The company doesn’t have enough experience with this vehicle to know what its true reliability is, but if they continue to have pad aborts, they may decide that they’d like to get bigger, and fewer engines.

But it also raises the issue of the value of a flight-readiness firing (FRF), as SpaceX performed a few days ago, with a hold-down test of the first-stage engines on the launch pad for a few seconds a few days ago, in preparation for this launch. The Space Shuttle also did this each time before the maiden launch of an orbiter, to ensure that all systems were ready to go before the first flight, but it was a reusable vehicle. Max Hunter, developer of the Thor that evolved into the Delta in the sixties, used to say that FRFs caused more problems than they solved, because a clean vehicle from the factory could be damaged or worn in the process, making it less reliable for actual flight. The valve seemed to have worked all right in SpaceX’s FRF, and it’s unclear (though SpaceX may know) whether or not the failure was a result of the FRF (I would bet they’re already reviewing the data to see if they saw any anomalies toward the end of the test, if they haven’t already).

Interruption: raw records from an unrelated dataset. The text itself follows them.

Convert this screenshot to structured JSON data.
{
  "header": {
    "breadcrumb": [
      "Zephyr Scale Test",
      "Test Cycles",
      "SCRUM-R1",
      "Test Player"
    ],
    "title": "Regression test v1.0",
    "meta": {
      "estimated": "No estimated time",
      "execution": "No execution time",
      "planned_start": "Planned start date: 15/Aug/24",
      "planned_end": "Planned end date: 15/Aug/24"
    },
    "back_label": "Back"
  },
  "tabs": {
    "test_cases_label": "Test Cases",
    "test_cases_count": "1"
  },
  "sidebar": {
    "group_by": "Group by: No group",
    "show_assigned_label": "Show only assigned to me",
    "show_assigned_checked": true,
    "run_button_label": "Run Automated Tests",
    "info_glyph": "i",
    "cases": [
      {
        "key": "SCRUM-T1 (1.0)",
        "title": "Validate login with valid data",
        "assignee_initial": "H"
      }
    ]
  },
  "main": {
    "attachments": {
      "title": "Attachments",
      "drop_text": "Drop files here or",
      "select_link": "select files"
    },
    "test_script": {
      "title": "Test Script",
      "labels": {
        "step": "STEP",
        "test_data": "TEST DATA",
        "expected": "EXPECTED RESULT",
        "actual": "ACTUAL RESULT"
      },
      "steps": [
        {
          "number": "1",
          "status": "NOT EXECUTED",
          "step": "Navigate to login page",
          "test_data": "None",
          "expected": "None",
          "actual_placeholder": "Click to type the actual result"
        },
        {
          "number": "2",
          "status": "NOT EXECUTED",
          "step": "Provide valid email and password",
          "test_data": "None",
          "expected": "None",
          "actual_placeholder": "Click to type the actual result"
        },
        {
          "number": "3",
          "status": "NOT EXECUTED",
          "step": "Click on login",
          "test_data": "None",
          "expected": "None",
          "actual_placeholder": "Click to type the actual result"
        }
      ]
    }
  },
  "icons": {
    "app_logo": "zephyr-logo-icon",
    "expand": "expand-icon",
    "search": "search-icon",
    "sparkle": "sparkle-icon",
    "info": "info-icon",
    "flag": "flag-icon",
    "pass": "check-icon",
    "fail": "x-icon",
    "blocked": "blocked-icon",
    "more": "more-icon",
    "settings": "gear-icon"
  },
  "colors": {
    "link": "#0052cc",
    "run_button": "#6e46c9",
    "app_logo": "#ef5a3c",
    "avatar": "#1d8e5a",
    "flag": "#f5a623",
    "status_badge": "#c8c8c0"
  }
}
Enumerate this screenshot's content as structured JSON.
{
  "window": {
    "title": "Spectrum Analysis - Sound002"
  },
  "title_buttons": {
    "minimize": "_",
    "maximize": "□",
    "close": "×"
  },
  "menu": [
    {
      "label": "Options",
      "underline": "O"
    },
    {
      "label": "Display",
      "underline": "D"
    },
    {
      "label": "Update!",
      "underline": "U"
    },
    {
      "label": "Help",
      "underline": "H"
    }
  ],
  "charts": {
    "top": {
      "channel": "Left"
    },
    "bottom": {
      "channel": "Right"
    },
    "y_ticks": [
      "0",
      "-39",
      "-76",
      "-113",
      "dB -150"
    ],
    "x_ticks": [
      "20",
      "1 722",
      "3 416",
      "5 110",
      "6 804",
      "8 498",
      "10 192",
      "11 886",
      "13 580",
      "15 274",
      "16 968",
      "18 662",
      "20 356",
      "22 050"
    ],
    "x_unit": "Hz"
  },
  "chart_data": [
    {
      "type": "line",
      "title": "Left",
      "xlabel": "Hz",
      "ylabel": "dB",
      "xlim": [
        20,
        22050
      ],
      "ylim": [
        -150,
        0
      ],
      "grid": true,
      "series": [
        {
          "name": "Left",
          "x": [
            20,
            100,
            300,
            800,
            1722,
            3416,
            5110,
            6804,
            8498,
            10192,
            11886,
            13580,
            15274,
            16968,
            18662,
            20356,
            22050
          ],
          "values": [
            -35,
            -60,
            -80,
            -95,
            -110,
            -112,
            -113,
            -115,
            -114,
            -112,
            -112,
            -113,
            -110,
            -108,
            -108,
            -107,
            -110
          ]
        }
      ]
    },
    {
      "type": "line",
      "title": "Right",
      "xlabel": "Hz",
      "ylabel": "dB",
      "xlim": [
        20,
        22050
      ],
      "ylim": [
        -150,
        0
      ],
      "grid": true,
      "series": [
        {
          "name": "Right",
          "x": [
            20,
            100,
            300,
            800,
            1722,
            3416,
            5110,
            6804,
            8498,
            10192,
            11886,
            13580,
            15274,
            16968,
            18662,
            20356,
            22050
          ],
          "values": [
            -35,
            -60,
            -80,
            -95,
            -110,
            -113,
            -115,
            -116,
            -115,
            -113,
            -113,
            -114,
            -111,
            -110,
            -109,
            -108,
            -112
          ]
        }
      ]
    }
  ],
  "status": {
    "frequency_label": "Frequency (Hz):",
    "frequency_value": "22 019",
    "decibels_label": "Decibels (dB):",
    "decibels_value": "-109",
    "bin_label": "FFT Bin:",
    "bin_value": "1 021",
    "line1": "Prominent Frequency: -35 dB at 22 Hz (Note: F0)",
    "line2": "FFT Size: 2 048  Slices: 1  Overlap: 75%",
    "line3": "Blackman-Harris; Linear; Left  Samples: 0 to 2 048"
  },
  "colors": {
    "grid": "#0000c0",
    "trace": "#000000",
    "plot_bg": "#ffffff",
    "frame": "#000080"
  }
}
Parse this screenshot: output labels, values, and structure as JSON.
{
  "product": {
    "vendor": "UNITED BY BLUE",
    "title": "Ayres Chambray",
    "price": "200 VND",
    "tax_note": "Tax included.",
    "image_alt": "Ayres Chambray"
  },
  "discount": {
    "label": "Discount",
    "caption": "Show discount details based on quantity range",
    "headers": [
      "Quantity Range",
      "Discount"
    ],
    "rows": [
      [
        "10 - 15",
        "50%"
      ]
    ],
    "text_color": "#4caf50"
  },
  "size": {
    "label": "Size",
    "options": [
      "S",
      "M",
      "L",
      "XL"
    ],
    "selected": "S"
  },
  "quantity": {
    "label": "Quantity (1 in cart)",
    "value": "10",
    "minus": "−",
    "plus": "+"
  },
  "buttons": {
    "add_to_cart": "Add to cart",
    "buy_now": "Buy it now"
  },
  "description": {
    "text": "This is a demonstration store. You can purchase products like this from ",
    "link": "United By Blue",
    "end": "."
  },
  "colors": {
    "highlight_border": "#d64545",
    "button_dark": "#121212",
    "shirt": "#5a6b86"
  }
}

But unlike the Delta, either ancient or modern, the company has a goal of full reusability for the vehicle, including the engines, so it may make sense to do FRF, at least once they start to refly, when they won’t have to do it for every flight. But the incident has no doubt given Mr. Musk and his team quite a bit to think about.

I will be curious to hear what they think the cause of the valve failure was.